暦年課税について

 こんにちは!税理士法人IU Managementです。

 今回は、相続税対策として広く普及している「暦年課税」について、令和5年度税制改正の内容をお話いたします。

暦年課税とは

 個人から贈与により財産を取得すると贈与税がかかります。贈与税の課税方法は「暦年課税」と「相続時精算課税」の2つがあり、一定の要件に該当する場合に「相続時精算課税」を選択することができます。今回は、贈与税の通常の課税方式である「暦年課税」について詳しく説明していきます。

 

計算方法

 暦年課税による贈与税は、1月1日から12月31日までの1年間に贈与を受けた財産の合計額から、基礎控除110万円を差し引いた残りの金額に税率をかけて計算します。1年間の贈与額が110万円以下であれば贈与税はかかりません。

 なお贈与税率は以下の通りになります。

 ① 一般贈与財産用 (一般税率)(注1)

                                          

 ② 特例贈与財産用(特例税率)(注2)

                                           (出典:国税庁ホームページ 一部編集)
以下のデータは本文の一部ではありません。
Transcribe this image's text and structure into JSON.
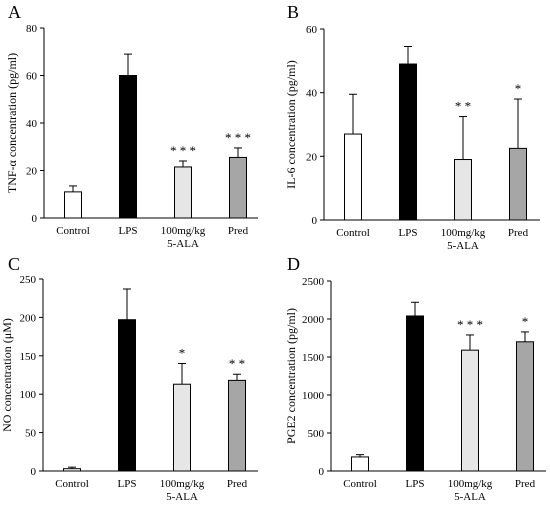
{
  "chart_data": [
    {
      "panel": "A",
      "type": "bar",
      "ylabel": "TNF-α concentration (pg/ml)",
      "categories": [
        [
          "Control"
        ],
        [
          "LPS"
        ],
        [
          "100mg/kg",
          "5-ALA"
        ],
        [
          "Pred"
        ]
      ],
      "values": [
        11,
        60,
        21.5,
        25.5
      ],
      "errors": [
        2.5,
        9,
        2.5,
        4
      ],
      "significance": [
        "",
        "",
        "* * *",
        "* * *"
      ],
      "ylim": [
        0,
        80
      ],
      "yticks": [
        0,
        20,
        40,
        60,
        80
      ],
      "colors": [
        "#ffffff",
        "#000000",
        "#e6e6e6",
        "#a6a6a6"
      ]
    },
    {
      "panel": "B",
      "type": "bar",
      "ylabel": "IL-6 concentration (pg/ml)",
      "categories": [
        [
          "Control"
        ],
        [
          "LPS"
        ],
        [
          "100mg/kg",
          "5-ALA"
        ],
        [
          "Pred"
        ]
      ],
      "values": [
        27,
        49,
        19,
        22.5
      ],
      "errors": [
        12.5,
        5.5,
        13.5,
        15.5
      ],
      "significance": [
        "",
        "",
        "* *",
        "*"
      ],
      "ylim": [
        0,
        60
      ],
      "yticks": [
        0,
        20,
        40,
        60
      ],
      "colors": [
        "#ffffff",
        "#000000",
        "#e6e6e6",
        "#a6a6a6"
      ]
    },
    {
      "panel": "C",
      "type": "bar",
      "ylabel": "NO concentration (μM)",
      "categories": [
        [
          "Control"
        ],
        [
          "LPS"
        ],
        [
          "100mg/kg",
          "5-ALA"
        ],
        [
          "Pred"
        ]
      ],
      "values": [
        3,
        197,
        113,
        118
      ],
      "errors": [
        2,
        40,
        27,
        8
      ],
      "significance": [
        "",
        "",
        "*",
        "* *"
      ],
      "ylim": [
        0,
        250
      ],
      "yticks": [
        0,
        50,
        100,
        150,
        200,
        250
      ],
      "colors": [
        "#ffffff",
        "#000000",
        "#e6e6e6",
        "#a6a6a6"
      ]
    },
    {
      "panel": "D",
      "type": "bar",
      "ylabel": "PGE2 concentration (pg/ml)",
      "categories": [
        [
          "Control"
        ],
        [
          "LPS"
        ],
        [
          "100mg/kg",
          "5-ALA"
        ],
        [
          "Pred"
        ]
      ],
      "values": [
        185,
        2040,
        1590,
        1700
      ],
      "errors": [
        30,
        180,
        200,
        130
      ],
      "significance": [
        "",
        "",
        "* * *",
        "*"
      ],
      "ylim": [
        0,
        2500
      ],
      "yticks": [
        0,
        500,
        1000,
        1500,
        2000,
        2500
      ],
      "colors": [
        "#ffffff",
        "#000000",
        "#e6e6e6",
        "#a6a6a6"
      ]
    }
  ]
}
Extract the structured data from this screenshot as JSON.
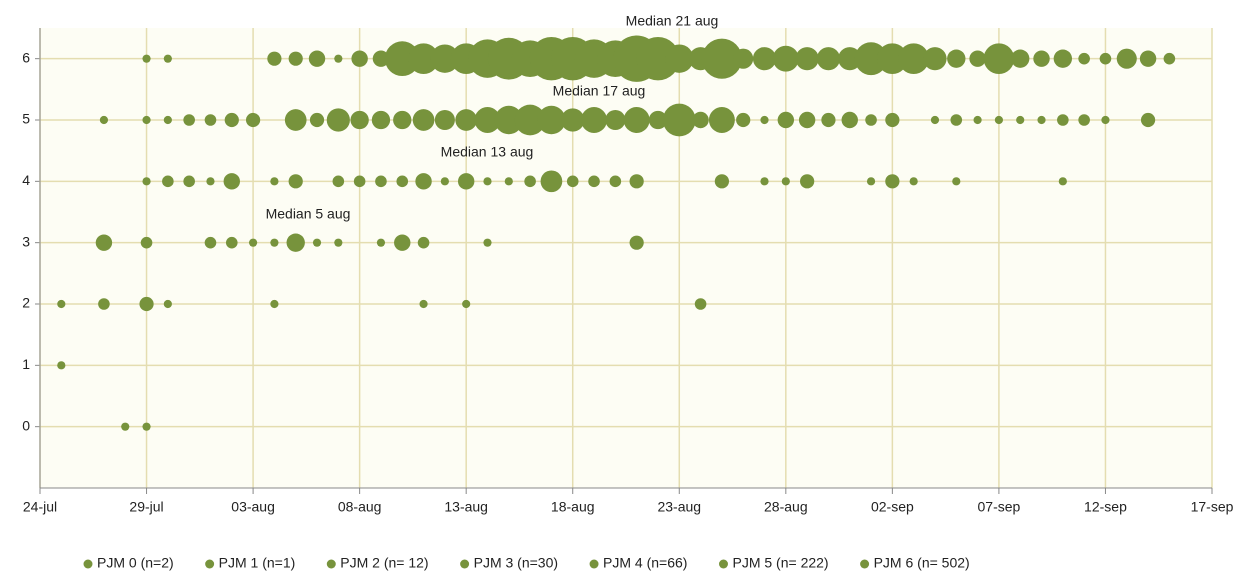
{
  "chart_data": {
    "type": "bubble",
    "annotations": [
      "Median 21 aug",
      "Median 17 aug",
      "Median 13 aug",
      "Median 5 aug"
    ],
    "xlim": [
      0,
      55
    ],
    "xticks": [
      {
        "value": 0,
        "label": "24-jul"
      },
      {
        "value": 5,
        "label": "29-jul"
      },
      {
        "value": 10,
        "label": "03-aug"
      },
      {
        "value": 15,
        "label": "08-aug"
      },
      {
        "value": 20,
        "label": "13-aug"
      },
      {
        "value": 25,
        "label": "18-aug"
      },
      {
        "value": 30,
        "label": "23-aug"
      },
      {
        "value": 35,
        "label": "28-aug"
      },
      {
        "value": 40,
        "label": "02-sep"
      },
      {
        "value": 45,
        "label": "07-sep"
      },
      {
        "value": 50,
        "label": "12-sep"
      },
      {
        "value": 55,
        "label": "17-sep"
      }
    ],
    "ylim": [
      -1,
      6.5
    ],
    "yticks": [
      0,
      1,
      2,
      3,
      4,
      5,
      6
    ],
    "grid": true,
    "series": [
      {
        "name": "PJM 0 (n=2)",
        "color": "#77933c",
        "x": [
          4,
          5
        ],
        "values": [
          0,
          0
        ],
        "sizes": [
          1,
          1
        ]
      },
      {
        "name": "PJM 1 (n=1)",
        "color": "#77933c",
        "x": [
          1
        ],
        "values": [
          1
        ],
        "sizes": [
          1
        ]
      },
      {
        "name": "PJM 2 (n= 12)",
        "color": "#77933c",
        "x": [
          1,
          3,
          5,
          6,
          11,
          18,
          20,
          31
        ],
        "values": [
          2,
          2,
          2,
          2,
          2,
          2,
          2,
          2
        ],
        "sizes": [
          1,
          2,
          3,
          1,
          1,
          1,
          1,
          2
        ]
      },
      {
        "name": "PJM 3 (n=30)",
        "color": "#77933c",
        "x": [
          3,
          5,
          8,
          9,
          10,
          11,
          12,
          13,
          14,
          16,
          17,
          18,
          21,
          28
        ],
        "values": [
          3,
          3,
          3,
          3,
          3,
          3,
          3,
          3,
          3,
          3,
          3,
          3,
          3,
          3
        ],
        "sizes": [
          4,
          2,
          2,
          2,
          1,
          1,
          5,
          1,
          1,
          1,
          4,
          2,
          1,
          3
        ]
      },
      {
        "name": "PJM 4 (n=66)",
        "color": "#77933c",
        "x": [
          5,
          6,
          7,
          8,
          9,
          11,
          12,
          14,
          15,
          16,
          17,
          18,
          19,
          20,
          21,
          22,
          23,
          24,
          25,
          26,
          27,
          28,
          32,
          34,
          35,
          36,
          39,
          40,
          41,
          43,
          48
        ],
        "values": [
          4,
          4,
          4,
          4,
          4,
          4,
          4,
          4,
          4,
          4,
          4,
          4,
          4,
          4,
          4,
          4,
          4,
          4,
          4,
          4,
          4,
          4,
          4,
          4,
          4,
          4,
          4,
          4,
          4,
          4,
          4
        ],
        "sizes": [
          1,
          2,
          2,
          1,
          4,
          1,
          3,
          2,
          2,
          2,
          2,
          4,
          1,
          4,
          1,
          1,
          2,
          7,
          2,
          2,
          2,
          3,
          3,
          1,
          1,
          3,
          1,
          3,
          1,
          1,
          1
        ]
      },
      {
        "name": "PJM 5 (n= 222)",
        "color": "#77933c",
        "x": [
          3,
          5,
          6,
          7,
          8,
          9,
          10,
          12,
          13,
          14,
          15,
          16,
          17,
          18,
          19,
          20,
          21,
          22,
          23,
          24,
          25,
          26,
          27,
          28,
          29,
          30,
          31,
          32,
          33,
          34,
          35,
          36,
          37,
          38,
          39,
          40,
          42,
          43,
          44,
          45,
          46,
          47,
          48,
          49,
          50,
          52
        ],
        "values": [
          5,
          5,
          5,
          5,
          5,
          5,
          5,
          5,
          5,
          5,
          5,
          5,
          5,
          5,
          5,
          5,
          5,
          5,
          5,
          5,
          5,
          5,
          5,
          5,
          5,
          5,
          5,
          5,
          5,
          5,
          5,
          5,
          5,
          5,
          5,
          5,
          5,
          5,
          5,
          5,
          5,
          5,
          5,
          5,
          5,
          5
        ],
        "sizes": [
          1,
          1,
          1,
          2,
          2,
          3,
          3,
          7,
          3,
          8,
          5,
          5,
          5,
          7,
          6,
          7,
          10,
          12,
          14,
          12,
          8,
          10,
          6,
          10,
          5,
          16,
          4,
          10,
          3,
          1,
          4,
          4,
          3,
          4,
          2,
          3,
          1,
          2,
          1,
          1,
          1,
          1,
          2,
          2,
          1,
          3
        ]
      },
      {
        "name": "PJM 6 (n= 502)",
        "color": "#77933c",
        "x": [
          5,
          6,
          11,
          12,
          13,
          14,
          15,
          16,
          17,
          18,
          19,
          20,
          21,
          22,
          23,
          24,
          25,
          26,
          27,
          28,
          29,
          30,
          31,
          32,
          33,
          34,
          35,
          36,
          37,
          38,
          39,
          40,
          41,
          42,
          43,
          44,
          45,
          46,
          47,
          48,
          49,
          50,
          51,
          52,
          53
        ],
        "values": [
          6,
          6,
          6,
          6,
          6,
          6,
          6,
          6,
          6,
          6,
          6,
          6,
          6,
          6,
          6,
          6,
          6,
          6,
          6,
          6,
          6,
          6,
          6,
          6,
          6,
          6,
          6,
          6,
          6,
          6,
          6,
          6,
          6,
          6,
          6,
          6,
          6,
          6,
          6,
          6,
          6,
          6,
          6,
          6,
          6
        ],
        "sizes": [
          1,
          1,
          3,
          3,
          4,
          1,
          4,
          4,
          18,
          14,
          12,
          14,
          22,
          26,
          20,
          28,
          28,
          22,
          20,
          32,
          28,
          12,
          8,
          24,
          6,
          8,
          10,
          8,
          8,
          8,
          16,
          14,
          14,
          8,
          5,
          4,
          14,
          5,
          4,
          5,
          2,
          2,
          6,
          4,
          2
        ]
      }
    ]
  }
}
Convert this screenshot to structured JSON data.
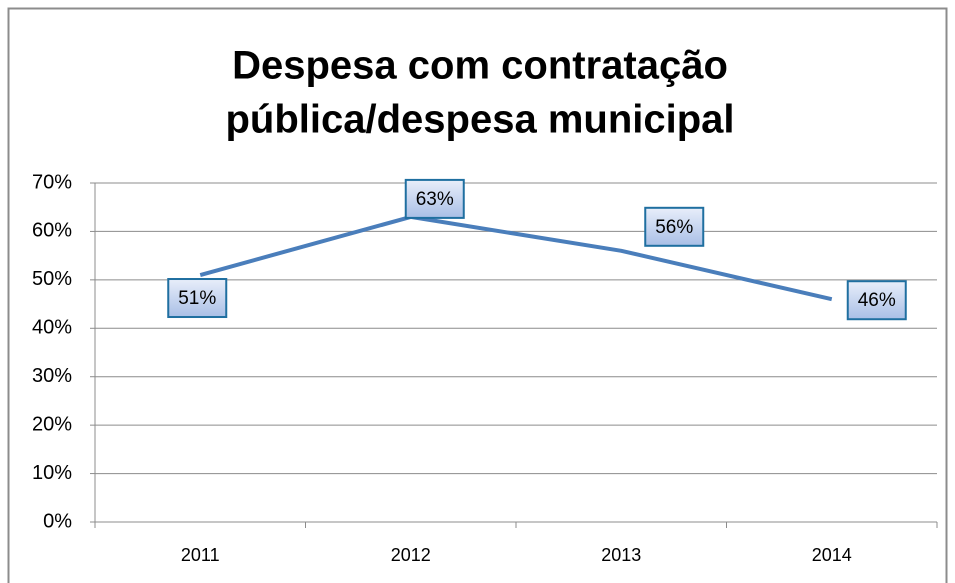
{
  "chart_data": {
    "type": "line",
    "title": [
      "Despesa com contratação",
      "pública/despesa municipal"
    ],
    "categories": [
      "2011",
      "2012",
      "2013",
      "2014"
    ],
    "values": [
      51,
      63,
      56,
      46
    ],
    "value_labels": [
      "51%",
      "63%",
      "56%",
      "46%"
    ],
    "color": "#4a7ebb",
    "ylim": [
      0,
      70
    ],
    "yticks": [
      {
        "value": 0,
        "label": "0%"
      },
      {
        "value": 10,
        "label": "10%"
      },
      {
        "value": 20,
        "label": "20%"
      },
      {
        "value": 30,
        "label": "30%"
      },
      {
        "value": 40,
        "label": "40%"
      },
      {
        "value": 50,
        "label": "50%"
      },
      {
        "value": 60,
        "label": "60%"
      },
      {
        "value": 70,
        "label": "70%"
      }
    ],
    "grid": true
  }
}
(注1)「特例贈与財産用」に該当しない場合に使用します。
(注2)贈与により財産を取得した者(贈与を受けた年の1月1日において18歳以上の者)が直系尊属(父母や祖父母など)から取得した財産に係る贈与税の計算に使用します。

贈与税計算例

 兄から弟へ500万円の贈与をした場合を例にとって計算してみましょう。(一般贈与財産用を使用)

 基礎控除後の課税価格 500万円-110万円=390万円

 贈与税額の計算 390万円×20%-25万円=53万円

 したがって、贈与税は53万円となります。

生前贈与加算

 暦年課税により贈与された財産は受贈者の財産となりますので、贈与者に万が一のことがあった場合原則として相続税がかかることはありません。ただし、相続が開始する前の一定期間内に被相続人から贈与が行われていた場合、相続が開始された際にその贈与額を相続財産に持ち戻さなければいけません。

令和5年度改正の概要

 令和5年度税制改正において、その生前贈与加算について2点の改正がありました。

  •  相続または遺贈により取得した際の贈与加算期間が3年から7年に延長
  •  ただし延長された4年間での贈与により取得した財産については、総額から100万円を控除した残額を相続財産に加算する

 

 上記の図のように毎年110万円の贈与を行っていた場合を想定してみます。

(改正前)
相続開始3年以内に取得した330万円を相続財産に持ち戻します。

(改正後) 
相続開始3年以内に取得した330万円は改正前と同様に相続財産に持ち戻します。延長された4年前~7年前に取得した440万は100万円を控除した340万円を相続財産に持ち戻します。したがって、合計670万円の相続財産を持ち戻すことになります。

 改正内容は令和6年1月1日以後に暦年贈与により取得する財産に係る相続税について適用となりますので、贈与をお考えの方は早めの対策が必要ですね。

 今回は暦年贈与についてお話いたしました。